Imagen: Noticias UdeC

28 de septiembre/ El Sur/ A partir de la película Afire, el investigador Cedeus reflexiona en que convivimos con incendios que parecen lejanos, pero que avanzan silenciosamente hasta hacerse inevitables.

La película Afire (El cielo rojo) tiene una genialidad difícil de pasar por alto: los incendios están siempre presentes, pero nunca se ven. Son amenaza, música de fondo, una tensión que avanza lentamente hasta hacerse inevitable. Y en esa representación hay mucho de lo que vivimos en Chile y especialmente en ciudades rodeadas de vegetación.

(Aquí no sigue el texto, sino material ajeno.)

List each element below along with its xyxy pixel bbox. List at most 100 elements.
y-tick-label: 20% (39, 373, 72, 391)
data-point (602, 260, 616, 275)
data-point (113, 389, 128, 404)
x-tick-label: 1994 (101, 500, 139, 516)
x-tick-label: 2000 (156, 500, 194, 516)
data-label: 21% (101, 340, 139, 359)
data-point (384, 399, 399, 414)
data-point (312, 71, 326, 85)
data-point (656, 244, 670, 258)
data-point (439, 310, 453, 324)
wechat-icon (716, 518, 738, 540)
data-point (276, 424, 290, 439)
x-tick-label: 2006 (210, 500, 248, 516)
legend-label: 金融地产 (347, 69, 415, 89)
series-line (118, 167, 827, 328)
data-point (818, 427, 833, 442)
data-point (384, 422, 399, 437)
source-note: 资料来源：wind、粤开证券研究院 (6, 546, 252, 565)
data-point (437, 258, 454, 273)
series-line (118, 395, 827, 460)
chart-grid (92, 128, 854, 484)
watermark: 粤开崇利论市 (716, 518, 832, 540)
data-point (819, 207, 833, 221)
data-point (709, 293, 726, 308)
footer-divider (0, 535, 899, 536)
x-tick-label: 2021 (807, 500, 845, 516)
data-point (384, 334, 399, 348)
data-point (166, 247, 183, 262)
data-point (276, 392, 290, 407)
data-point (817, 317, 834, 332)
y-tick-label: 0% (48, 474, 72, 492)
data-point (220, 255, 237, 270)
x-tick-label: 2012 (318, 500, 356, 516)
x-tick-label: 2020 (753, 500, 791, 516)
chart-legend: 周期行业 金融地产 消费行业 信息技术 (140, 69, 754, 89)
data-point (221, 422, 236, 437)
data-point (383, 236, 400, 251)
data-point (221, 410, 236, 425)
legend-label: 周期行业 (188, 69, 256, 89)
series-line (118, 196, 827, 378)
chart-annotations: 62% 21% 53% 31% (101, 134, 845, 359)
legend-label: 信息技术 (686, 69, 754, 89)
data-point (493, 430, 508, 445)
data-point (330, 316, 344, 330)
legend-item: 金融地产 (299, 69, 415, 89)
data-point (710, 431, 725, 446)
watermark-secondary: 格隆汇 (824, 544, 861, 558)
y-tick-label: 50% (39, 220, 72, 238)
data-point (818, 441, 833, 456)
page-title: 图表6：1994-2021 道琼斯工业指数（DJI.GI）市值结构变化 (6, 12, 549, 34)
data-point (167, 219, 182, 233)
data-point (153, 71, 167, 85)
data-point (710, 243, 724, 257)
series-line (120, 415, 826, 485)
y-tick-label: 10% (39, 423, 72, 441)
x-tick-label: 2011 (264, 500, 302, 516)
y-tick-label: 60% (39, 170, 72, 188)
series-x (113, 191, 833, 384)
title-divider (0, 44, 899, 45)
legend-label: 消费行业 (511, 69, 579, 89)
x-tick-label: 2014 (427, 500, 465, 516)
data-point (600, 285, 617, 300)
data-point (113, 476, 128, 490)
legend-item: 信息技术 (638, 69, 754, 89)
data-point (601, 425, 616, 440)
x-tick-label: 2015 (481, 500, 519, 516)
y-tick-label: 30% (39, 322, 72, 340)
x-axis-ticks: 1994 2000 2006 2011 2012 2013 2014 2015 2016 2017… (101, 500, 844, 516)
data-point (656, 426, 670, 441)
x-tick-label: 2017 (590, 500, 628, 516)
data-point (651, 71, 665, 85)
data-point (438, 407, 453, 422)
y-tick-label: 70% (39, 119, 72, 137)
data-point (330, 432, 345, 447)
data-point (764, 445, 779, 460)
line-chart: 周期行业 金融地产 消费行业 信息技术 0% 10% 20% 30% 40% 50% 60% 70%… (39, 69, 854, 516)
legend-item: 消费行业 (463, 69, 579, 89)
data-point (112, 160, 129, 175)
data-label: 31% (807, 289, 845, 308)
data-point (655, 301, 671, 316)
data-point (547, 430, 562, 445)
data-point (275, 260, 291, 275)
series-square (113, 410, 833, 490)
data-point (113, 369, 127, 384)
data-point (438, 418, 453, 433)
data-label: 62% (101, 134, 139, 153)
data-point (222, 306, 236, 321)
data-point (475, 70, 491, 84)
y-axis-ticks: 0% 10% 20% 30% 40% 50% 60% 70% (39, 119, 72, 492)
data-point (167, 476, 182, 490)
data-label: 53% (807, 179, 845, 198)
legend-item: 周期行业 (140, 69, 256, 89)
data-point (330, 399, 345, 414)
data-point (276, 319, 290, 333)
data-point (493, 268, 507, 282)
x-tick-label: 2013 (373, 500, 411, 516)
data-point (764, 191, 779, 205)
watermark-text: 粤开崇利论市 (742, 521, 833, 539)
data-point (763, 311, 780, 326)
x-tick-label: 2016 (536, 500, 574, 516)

Durante años, mientras vivía en Santiago, los incendios forestales eran algo distante, usualmente a cientos de kilómetros, y apenas noticias en televisión. Al mudarme a Concepción, comprendí que esa distancia era ilusoria y más corta: el fuego está cerca, puede aparecer en cualquier momento (y aparece) y, sin embargo, seguimos con nuestra vida cotidiana como si no existiera.

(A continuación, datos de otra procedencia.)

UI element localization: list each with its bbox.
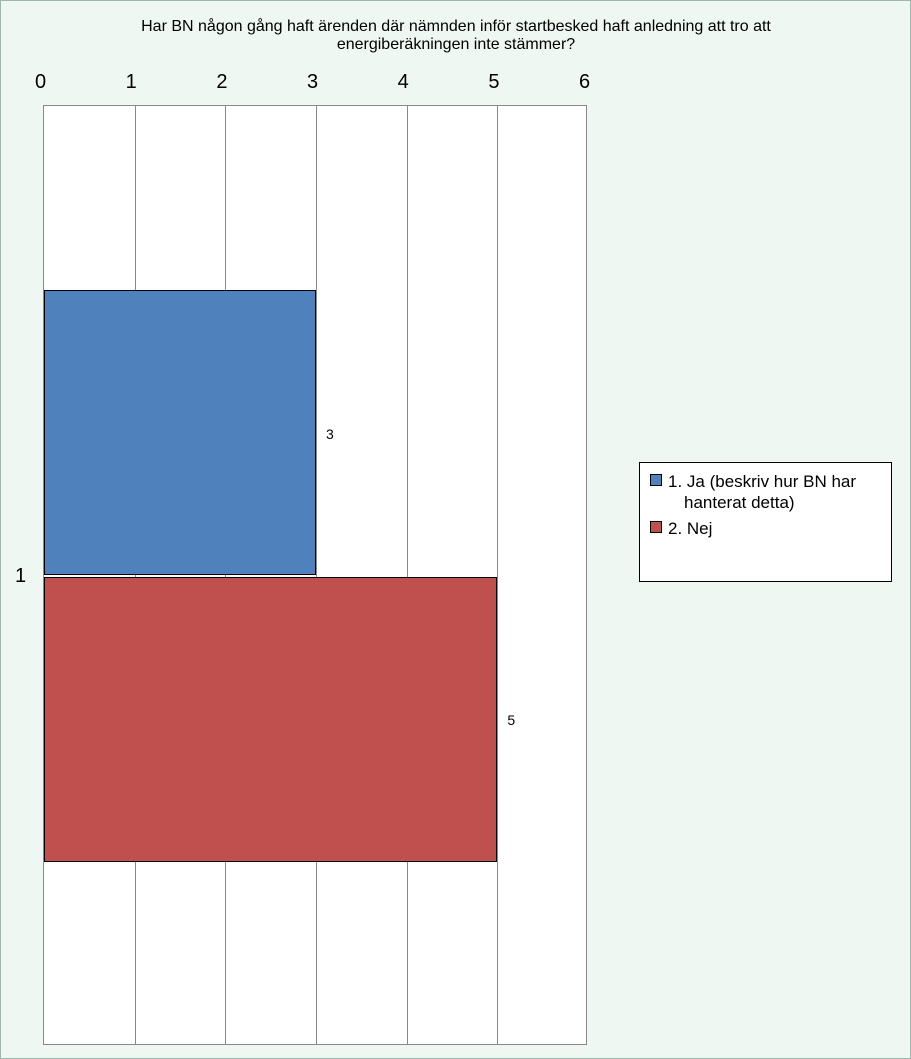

Esa convivencia con el fuego, que a veces asumimos por sanidad mental, también refleja una preocupante normalización. Cuando escuchamos que se quemaron 30 mil hectáreas o que un incendio avanzó nueve kilómetros en media hora, nos cuesta dimensionarlo e incluso lo registramos como cifra fría. Hasta que no vemos casas destruidas, animales heridos o la muerte de personas, el problema parece ajeno, poco relevante.

Hoy sabemos que la amenaza de los incendios forestales es permanente y cada vez mayor. Ya no se trata solo de veranos extremos: grandes incendios ocurren con 20 grados de temperatura o sin vientos fuertes. La “regla del 30-30-30” (indica que el riesgo de un incendio forestal se vuelve extremo cuando se cumplen tres condiciones simultáneamente: temperatura superior a 30°C, humedad relativa inferior al 30% y viento superior a 30 km/h) no nos es válida.

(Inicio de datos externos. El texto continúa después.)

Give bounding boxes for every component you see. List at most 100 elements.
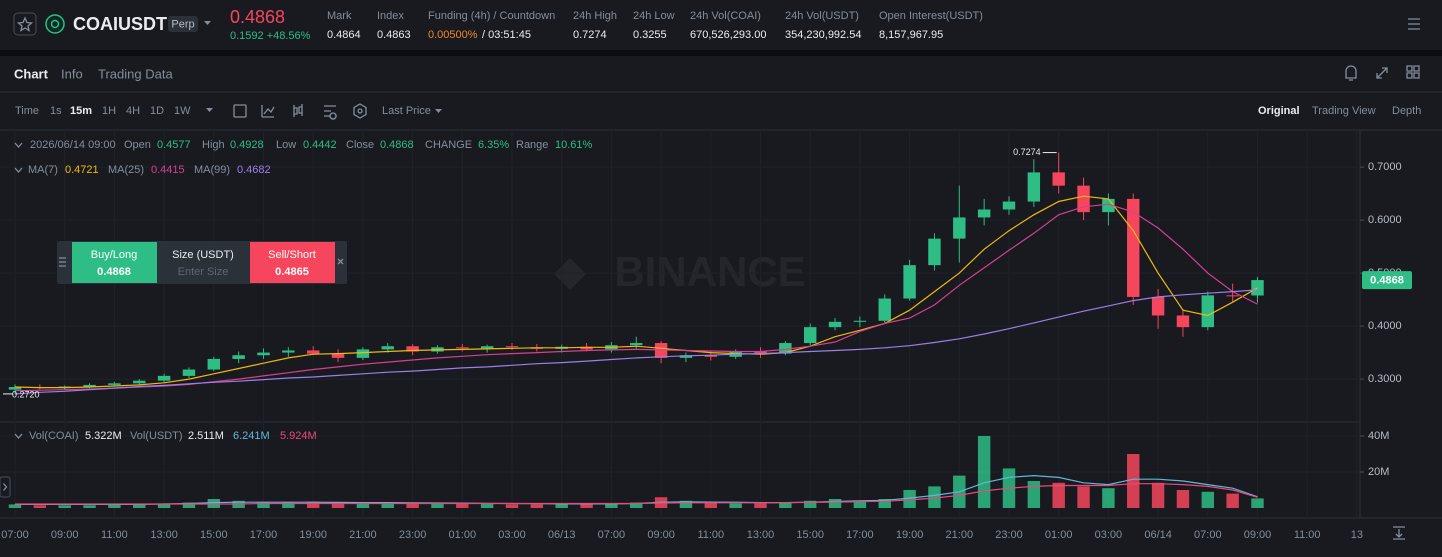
volume-bar [977,436,991,508]
scroll-to-end[interactable] [1393,526,1405,540]
interval-dropdown[interactable] [206,108,213,112]
price-type-dropdown[interactable] [435,109,442,113]
volume-bar [1201,491,1215,508]
alert-icon[interactable] [1345,65,1357,81]
candle-body [1077,185,1090,213]
y-tick-label: 0.6000 [1368,214,1402,226]
indicator-icon[interactable] [261,105,275,118]
view-option[interactable]: Original [1258,105,1300,117]
volume-bar [1027,481,1041,508]
volume-value: 2.511M [188,430,224,442]
volume-bar [282,502,295,508]
volume-bar [431,503,444,508]
volume-name: Vol(USDT) [130,430,183,442]
interval[interactable]: 1W [174,105,191,117]
price-tag-bg [1362,271,1412,290]
legend-label: CHANGE [425,139,472,151]
tab[interactable]: Chart [14,66,49,81]
interval[interactable]: 1H [102,105,116,117]
favorite-button[interactable] [13,12,37,36]
x-tick-label: 11:00 [101,529,128,541]
volume-bar [754,503,767,508]
moving-average-line [14,203,1258,392]
x-tick-label: 15:00 [796,529,824,541]
x-tick-label: 07:00 [1,529,29,541]
stat-label: Funding (4h) / Countdown [428,10,555,22]
volume-bar [1127,454,1140,508]
x-tick-label: 19:00 [896,529,924,541]
ma-name: MA(25) [108,164,144,176]
ma-value: 0.4721 [65,164,99,176]
view-option[interactable]: Depth [1392,105,1421,117]
legend-toggle[interactable] [14,433,23,439]
tab[interactable]: Info [61,66,83,81]
expand-icon[interactable] [1376,67,1388,79]
coin-logo-inner [50,19,60,29]
x-tick-label: 03:00 [1095,529,1123,541]
legend-label: Range [516,139,548,151]
interval[interactable]: 1D [150,105,164,117]
side-toggle[interactable] [0,476,11,498]
settings-list-icon[interactable] [324,105,337,120]
candle-body [8,387,22,390]
volume-bar [406,503,419,508]
volume-bar [679,500,693,508]
y-tick-label: 40M [1368,430,1389,442]
candle-body [1251,280,1264,296]
stat-value: 0.4863 [377,29,411,41]
legend-toggle[interactable] [14,167,23,173]
x-tick-label: 13:00 [150,529,178,541]
interval[interactable]: 15m [70,105,92,117]
x-tick-label: 11:00 [1294,529,1321,541]
drag-handle[interactable] [59,257,66,267]
volume-bar [356,502,370,508]
candle-body [406,346,419,352]
candle-body [953,217,966,239]
moving-average-line [14,195,1258,389]
interval[interactable]: 4H [126,105,140,117]
legend-label: Low [276,139,296,151]
view-option[interactable]: Trading View [1312,105,1376,117]
x-tick-label: 17:00 [846,529,874,541]
candle-body [480,346,494,349]
candle-body [182,369,196,376]
plot-area: 0.7274 0.2720 [3,147,1264,508]
volume-bar [803,500,817,508]
quick-order-panel: Buy/Long 0.4868 Size (USDT) Enter Size S… [57,241,347,284]
x-tick-label: 21:00 [349,529,377,541]
layout-icon[interactable] [1406,65,1420,79]
volume-bar [133,504,146,508]
x-tick-label: 13:00 [747,529,775,541]
x-tick-label: 23:00 [399,529,427,541]
top-bar [0,0,1442,50]
x-tick-label: 09:00 [51,529,79,541]
calendar-icon[interactable] [233,104,247,118]
volume-bar [704,502,718,508]
interval[interactable]: 1s [50,105,62,117]
tab[interactable]: Trading Data [98,66,173,81]
buy-button[interactable] [72,242,157,283]
close-button[interactable] [337,258,344,265]
sell-button[interactable] [250,242,335,283]
candle-body [83,384,96,387]
stat-label: Open Interest(USDT) [879,10,983,22]
candle-body [133,380,146,384]
candle-body [1127,198,1140,297]
countdown: / 03:51:45 [482,29,531,41]
buy-price: 0.4868 [97,266,131,278]
menu-icon[interactable] [1408,18,1420,30]
volume-bar [8,504,22,508]
symbol-dropdown[interactable] [204,21,211,25]
settings-icon[interactable] [353,103,367,119]
chart-type-icon[interactable] [293,104,303,117]
y-tick-label: 20M [1368,466,1389,478]
size-input[interactable]: Enter Size [178,266,229,278]
price-type[interactable]: Last Price [382,105,431,117]
x-tick-label: 03:00 [498,529,526,541]
candle-body [1151,296,1165,316]
stat-value: 8,157,967.95 [879,29,943,41]
badge: Perp [171,18,194,30]
y-tick-label: 0.7000 [1368,161,1402,173]
size-label: Size (USDT) [172,249,234,261]
legend-toggle[interactable] [14,142,23,148]
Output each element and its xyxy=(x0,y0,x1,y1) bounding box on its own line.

Si bien el origen de los incendios es prácticamente siempre antrópico (el fuego lo encendemos nosotros por acción u omisión), podemos hacer mucho para evitar que inicien e incluso impedir que se propaguen con tal violencia. Sin embargo, al ser ajeno, es común esperar que otros hagan algo, como si la solución dependiera únicamente de la autoridad o de los técnicos.

Vi esta película gracias al CineClub de la Facultad de Ingeniería UdeC y me dejó muchas reflexiones. Sin embargo, quiero insistir en que el fuego ya no es -si acaso alguna vez lo fue- un fenómeno lejano ni excepcional: hoy forma parte de nuestra vida en ciudades y territorios. La pregunta es si seguiremos conviviendo con él como simple música de fondo, o si asumiremos de una vez la responsabilidad de no solo cambiar nuestras prácticas, sino de movilizarnos para transformar los territorios y prepararnos para un presente en el que los incendios son cada vez menos “invisibles”.